Scratchbox environment is great, but it could be optional. Sometimes a fully emulated environment, where everything run under qemu-arm, would be desirable and a plain insulated chroot would be just fine.
Most of the reasoning for Mamona came from the Python for Maemo project:
- Compilation on a partially-emulated ARM environment brought some funny problems, since the fresh-compiled interpreter is run during its own building process
- Some module-loading optimization tests involved updating the library loading system, which was difficult under Scratchbox
When will Mamona be useful for me?
Depends on what you need for now. At the moment we still don't have all features you probably need as a Maemo user, but we're working on that.
Please see the Release Notes for the releases (0.2) to see all features we support now and in case you want to try it, just take a look at Running Mamona and also at Application Developer section.
Will it allow for easily making derivative/custom distributions?
Yes, like any other Linux distribution. In our case it is easier due to OpenEmbedded Flexibility. You can get the Mamona configuration files under OpenEmbedded repository and change it derivating or customizing it.
Why I need proprietary software to get my device fully working with Mamona?
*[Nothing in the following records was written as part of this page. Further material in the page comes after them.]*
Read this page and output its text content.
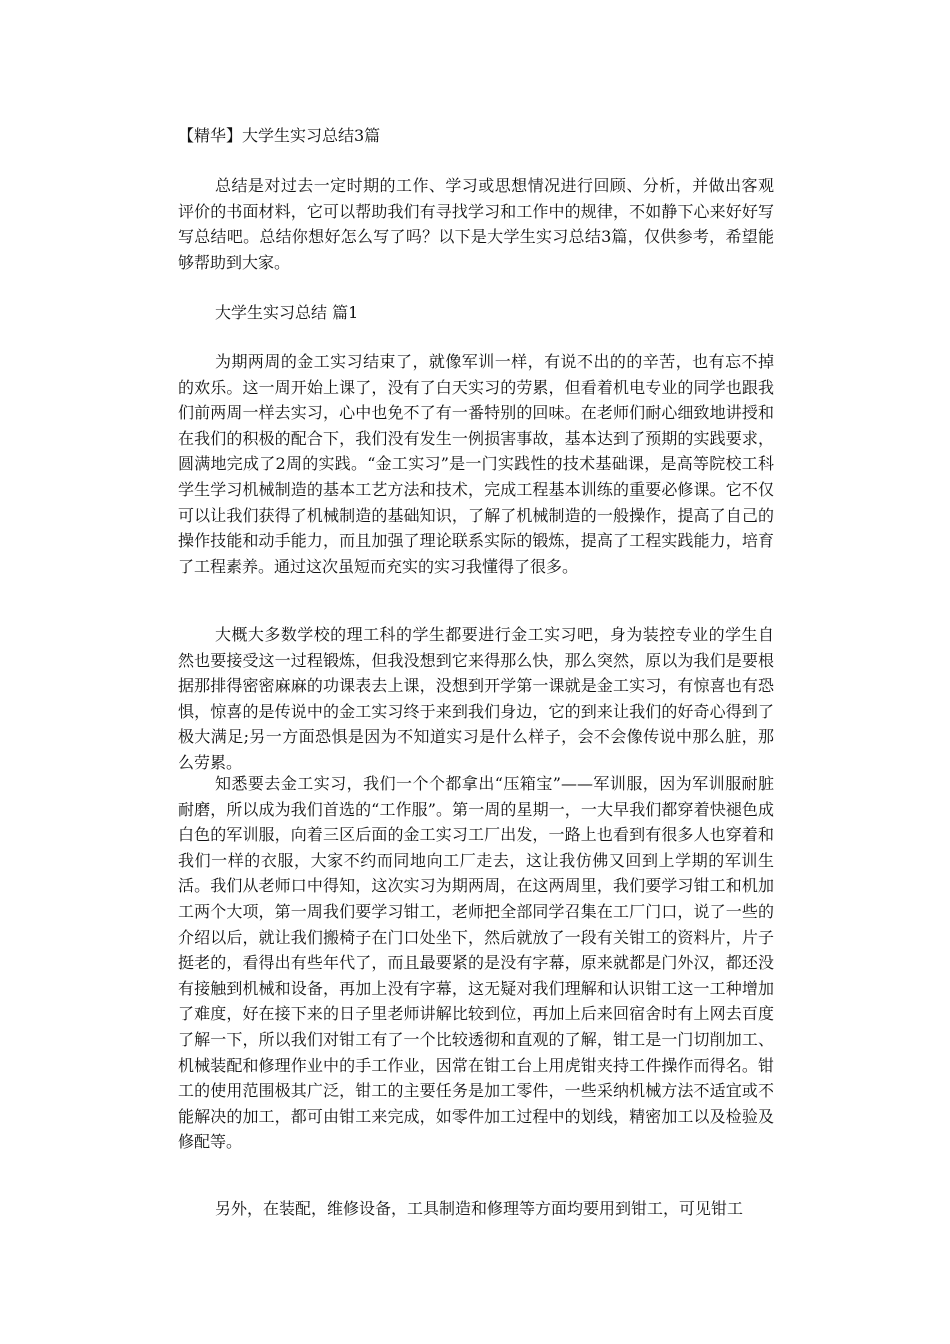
【精华】大学生实习总结3篇

总结是对过去一定时期的工作、学习或思想情况进行回顾、分析，并做出客观评价的书面材料，它可以帮助我们有寻找学习和工作中的规律，不如静下心来好好写写总结吧。总结你想好怎么写了吗？以下是大学生实习总结3篇，仅供参考，希望能够帮助到大家。

大学生实习总结 篇1

为期两周的金工实习结束了，就像军训一样，有说不出的的辛苦，也有忘不掉的欢乐。这一周开始上课了，没有了白天实习的劳累，但看着机电专业的同学也跟我们前两周一样去实习，心中也免不了有一番特别的回味。在老师们耐心细致地讲授和在我们的积极的配合下，我们没有发生一例损害事故，基本达到了预期的实践要求，圆满地完成了2周的实践。“金工实习”是一门实践性的技术基础课，是高等院校工科学生学习机械制造的基本工艺方法和技术，完成工程基本训练的重要必修课。它不仅可以让我们获得了机械制造的基础知识，了解了机械制造的一般操作，提高了自己的操作技能和动手能力，而且加强了理论联系实际的锻炼，提高了工程实践能力，培育了工程素养。通过这次虽短而充实的实习我懂得了很多。

大概大多数学校的理工科的学生都要进行金工实习吧，身为装控专业的学生自然也要接受这一过程锻炼，但我没想到它来得那么快，那么突然，原以为我们是要根据那排得密密麻麻的功课表去上课，没想到开学第一课就是金工实习，有惊喜也有恐惧，惊喜的是传说中的金工实习终于来到我们身边，它的到来让我们的好奇心得到了极大满足;另一方面恐惧是因为不知道实习是什么样子，会不会像传说中那么脏，那么劳累。

知悉要去金工实习，我们一个个都拿出“压箱宝”——军训服，因为军训服耐脏耐磨，所以成为我们首选的“工作服”。第一周的星期一，一大早我们都穿着快褪色成白色的军训服，向着三区后面的金工实习工厂出发，一路上也看到有很多人也穿着和我们一样的衣服，大家不约而同地向工厂走去，这让我仿佛又回到上学期的军训生活。我们从老师口中得知，这次实习为期两周，在这两周里，我们要学习钳工和机加工两个大项，第一周我们要学习钳工，老师把全部同学召集在工厂门口，说了一些的介绍以后，就让我们搬椅子在门口处坐下，然后就放了一段有关钳工的资料片，片子挺老的，看得出有些年代了，而且最要紧的是没有字幕，原来就都是门外汉，都还没有接触到机械和设备，再加上没有字幕，这无疑对我们理解和认识钳工这一工种增加了难度，好在接下来的日子里老师讲解比较到位，再加上后来回宿舍时有上网去百度了解一下，所以我们对钳工有了一个比较透彻和直观的了解，钳工是一门切削加工、机械装配和修理作业中的手工作业，因常在钳工台上用虎钳夹持工件操作而得名。钳工的使用范围极其广泛，钳工的主要任务是加工零件，一些采纳机械方法不适宜或不能解决的加工，都可由钳工来完成，如零件加工过程中的划线，精密加工以及检验及修配等。

另外，在装配，维修设备，工具制造和修理等方面均要用到钳工，可见钳工
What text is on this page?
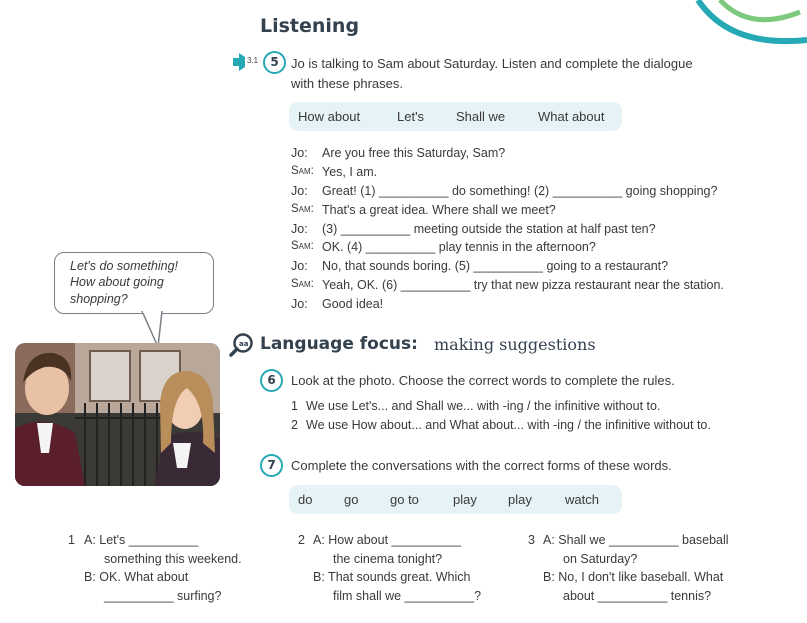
Listening
3.1	5 Jo is talking to Sam about Saturday. Listen and complete the dialogue
with these phrases.
How about	Let's Shall we	What about
Jo: Are you free this Saturday, Sam?
Sam: Yes, I am.
Jo: Great! (1) __________ do something! (2) __________ going shopping?
Sam: That's a great idea. Where shall we meet?
Jo: (3) __________ meeting outside the station at half past ten?
Sam: OK. (4) __________ play tennis in the afternoon?
Jo: No, that sounds boring. (5) __________ going to a restaurant?
Sam: Yeah, OK. (6) __________ try that new pizza restaurant near the station.
Jo: Good idea!
Let's do something!
How about going
shopping?
aa Language focus: making suggestions
6	Look at the photo. Choose the correct words to complete the rules.
1 We use Let's... and Shall we... with -ing / the infinitive without to.
2 We use How about... and What about... with -ing / the infinitive without to.
7	Complete the conversations with the correct forms of these words.
do go go to	play play	watch
1 A: Let's __________
something this weekend.
B: OK. What about
__________ surfing?
2 A: How about __________
the cinema tonight?
B: That sounds great. Which
film shall we __________?
3 A: Shall we __________ baseball
on Saturday?
B: No, I don't like baseball. What
about __________ tennis?
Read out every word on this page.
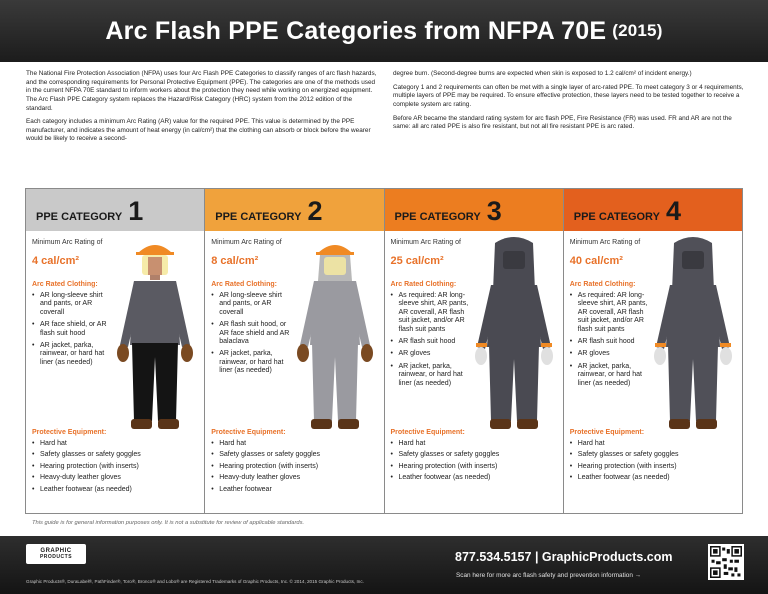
Arc Flash PPE Categories from NFPA 70E (2015)

The National Fire Protection Association (NFPA) uses four Arc Flash PPE Categories to classify ranges of arc flash hazards, and the corresponding requirements for Personal Protective Equipment (PPE). The categories are one of the methods used in the current NFPA 70E standard to inform workers about the protection they need while working on energized equipment. The Arc Flash PPE Category system replaces the Hazard/Risk Category (HRC) system from the 2012 edition of the standard.

Each category includes a minimum Arc Rating (AR) value for the required PPE. This value is determined by the PPE manufacturer, and indicates the amount of heat energy (in cal/cm²) that the clothing can absorb or block before the wearer would be likely to receive a second-

degree burn. (Second-degree burns are expected when skin is exposed to 1.2 cal/cm² of incident energy.)

Category 1 and 2 requirements can often be met with a single layer of arc-rated PPE. To meet category 3 or 4 requirements, multiple layers of PPE may be required. To ensure effective protection, these layers need to be tested together to receive a complete system arc rating.

Before AR became the standard rating system for arc flash PPE, Fire Resistance (FR) was used. FR and AR are not the same: all arc rated PPE is also fire resistant, but not all fire resistant PPE is arc rated.

PPE CATEGORY 1
Minimum Arc Rating of
4 cal/cm²
Arc Rated Clothing:
• AR long-sleeve shirt and pants, or AR coverall
• AR face shield, or AR flash suit hood
• AR jacket, parka, rainwear, or hard hat liner (as needed)
Protective Equipment:
• Hard hat
• Safety glasses or safety goggles
• Hearing protection (with inserts)
• Heavy-duty leather gloves
• Leather footwear (as needed)
PPE CATEGORY 2
Minimum Arc Rating of
8 cal/cm²
Arc Rated Clothing:
• AR long-sleeve shirt and pants, or AR coverall
• AR flash suit hood, or AR face shield and AR balaclava
• AR jacket, parka, rainwear, or hard hat liner (as needed)
Protective Equipment:
• Hard hat
• Safety glasses or safety goggles
• Hearing protection (with inserts)
• Heavy-duty leather gloves
• Leather footwear
PPE CATEGORY 3
Minimum Arc Rating of
25 cal/cm²
Arc Rated Clothing:
• As required: AR long-sleeve shirt, AR pants, AR coverall, AR flash suit jacket, and/or AR flash suit pants
• AR flash suit hood
• AR gloves
• AR jacket, parka, rainwear, or hard hat liner (as needed)
Protective Equipment:
• Hard hat
• Safety glasses or safety goggles
• Hearing protection (with inserts)
• Leather footwear (as needed)
PPE CATEGORY 4
Minimum Arc Rating of
40 cal/cm²
Arc Rated Clothing:
• As required: AR long-sleeve shirt, AR pants, AR coverall, AR flash suit jacket, and/or AR flash suit pants
• AR flash suit hood
• AR gloves
• AR jacket, parka, rainwear, or hard hat liner (as needed)
Protective Equipment:
• Hard hat
• Safety glasses or safety goggles
• Hearing protection (with inserts)
• Leather footwear (as needed)
This guide is for general information purposes only. It is not a substitute for review of applicable standards.
GRAPHIC
PRODUCTS
Graphic Products®, DuraLabel®, PathFinder®, Toro®, Bronco® and Lobo® are Registered Trademarks of Graphic Products, Inc. © 2014, 2015 Graphic Products, Inc.
877.534.5157 | GraphicProducts.com
Scan here for more arc flash safety and prevention information →
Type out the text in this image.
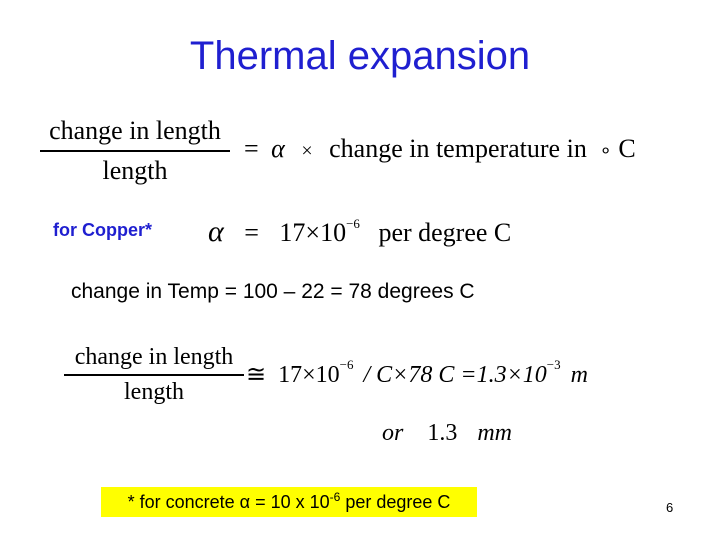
Thermal expansion
change in length
length
= α × change in temperature in ∘ C
for Copper* $\alpha = 17\times 10^{-6}$ per degree C
change in Temp = 100 – 22 = 78 degrees C
change in length
length
≅ $17\times 10^{-6} / C\times 78$ $C =1.3\times 10^{-3}$ m
or 1.3 mm
* for concrete α = 10 x $10^{-6}$ per degree C	6
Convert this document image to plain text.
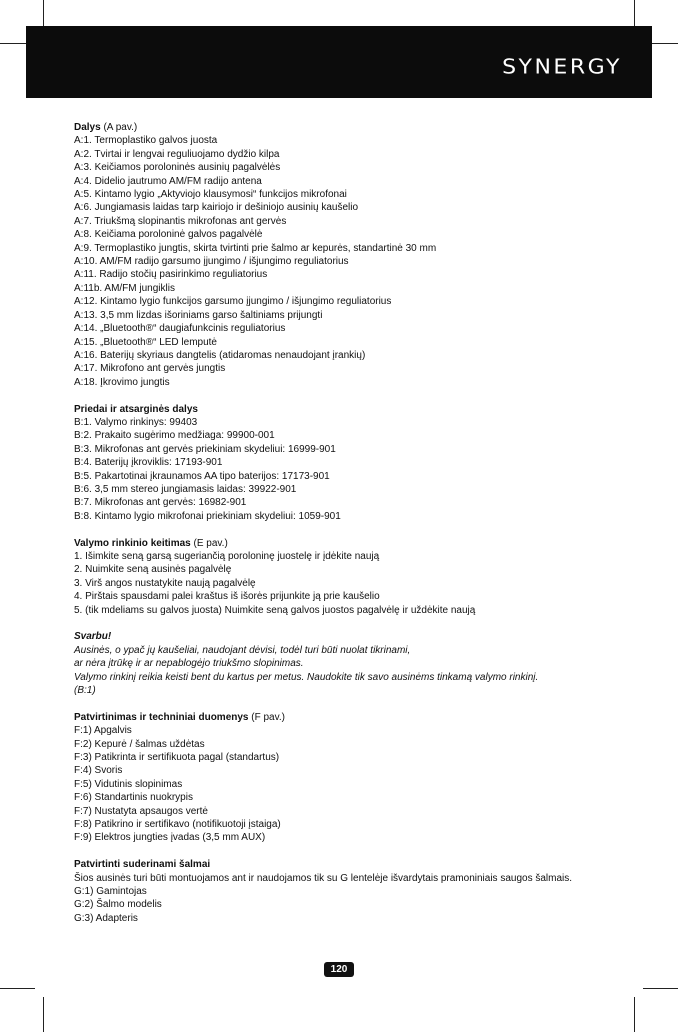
SYNERGY
Dalys (A pav.)
A:1. Termoplastiko galvos juosta
A:2. Tvirtai ir lengvai reguliuojamo dydžio kilpa
A:3. Keičiamos poroloninės ausinių pagalvėlės
A:4. Didelio jautrumo AM/FM radijo antena
A:5. Kintamo lygio „Aktyviojo klausymosi“ funkcijos mikrofonai
A:6. Jungiamasis laidas tarp kairiojo ir dešiniojo ausinių kaušelio
A:7. Triukšmą slopinantis mikrofonas ant gervės
A:8. Keičiama poroloninė galvos pagalvėlė
A:9. Termoplastiko jungtis, skirta tvirtinti prie šalmo ar kepurės, standartinė 30 mm
A:10. AM/FM radijo garsumo įjungimo / išjungimo reguliatorius
A:11. Radijo stočių pasirinkimo reguliatorius
A:11b. AM/FM jungiklis
A:12. Kintamo lygio funkcijos garsumo įjungimo / išjungimo reguliatorius
A:13. 3,5 mm lizdas išoriniams garso šaltiniams prijungti
A:14. „Bluetooth®“ daugiafunkcinis reguliatorius
A:15. „Bluetooth®“ LED lemputė
A:16. Baterijų skyriaus dangtelis (atidaromas nenaudojant įrankių)
A:17. Mikrofono ant gervės jungtis
A:18. Įkrovimo jungtis
Priedai ir atsarginės dalys
B:1. Valymo rinkinys: 99403
B:2. Prakaito sugėrimo medžiaga: 99900-001
B:3. Mikrofonas ant gervės priekiniam skydeliui: 16999-901
B:4. Baterijų įkroviklis: 17193-901
B:5. Pakartotinai įkraunamos AA tipo baterijos: 17173-901
B:6. 3,5 mm stereo jungiamasis laidas: 39922-901
B:7. Mikrofonas ant gervės: 16982-901
B:8. Kintamo lygio mikrofonai priekiniam skydeliui: 1059-901
Valymo rinkinio keitimas (E pav.)
1. Išimkite seną garsą sugeriančią poroloninę juostelę ir įdėkite naują
2. Nuimkite seną ausinės pagalvėlę
3. Virš angos nustatykite naują pagalvėlę
4. Pirštais spausdami palei kraštus iš išorės prijunkite ją prie kaušelio
5. (tik mdeliams su galvos juosta) Nuimkite seną galvos juostos pagalvėlę ir uždėkite naują
Svarbu!
Ausinės, o ypač jų kaušeliai, naudojant dėvisi, todėl turi būti nuolat tikrinami,
ar nėra įtrūkę ir ar nepablogėjo triukšmo slopinimas.
Valymo rinkinį reikia keisti bent du kartus per metus. Naudokite tik savo ausinėms tinkamą valymo rinkinį.
(B:1)
Patvirtinimas ir techniniai duomenys (F pav.)
F:1) Apgalvis
F:2) Kepurė / šalmas uždėtas
F:3) Patikrinta ir sertifikuota pagal (standartus)
F:4) Svoris
F:5) Vidutinis slopinimas
F:6) Standartinis nuokrypis
F:7) Nustatyta apsaugos vertė
F:8) Patikrino ir sertifikavo (notifikuotoji įstaiga)
F:9) Elektros jungties įvadas (3,5 mm AUX)
Patvirtinti suderinami šalmai
Šios ausinės turi būti montuojamos ant ir naudojamos tik su G lentelėje išvardytais pramoniniais saugos šalmais.
G:1) Gamintojas
G:2) Šalmo modelis
G:3) Adapteris
120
Basically because Maemo has many closed pieces that you need at least if you want your device running without rebooting and charging your battery. There are a couple of important softwares that if you want to fully use your device, you're going to need it, like sound support and wireless connection. There are plans at the Maemo community to make almost every component as free software, you can see it's progress at the Maemo Wiki.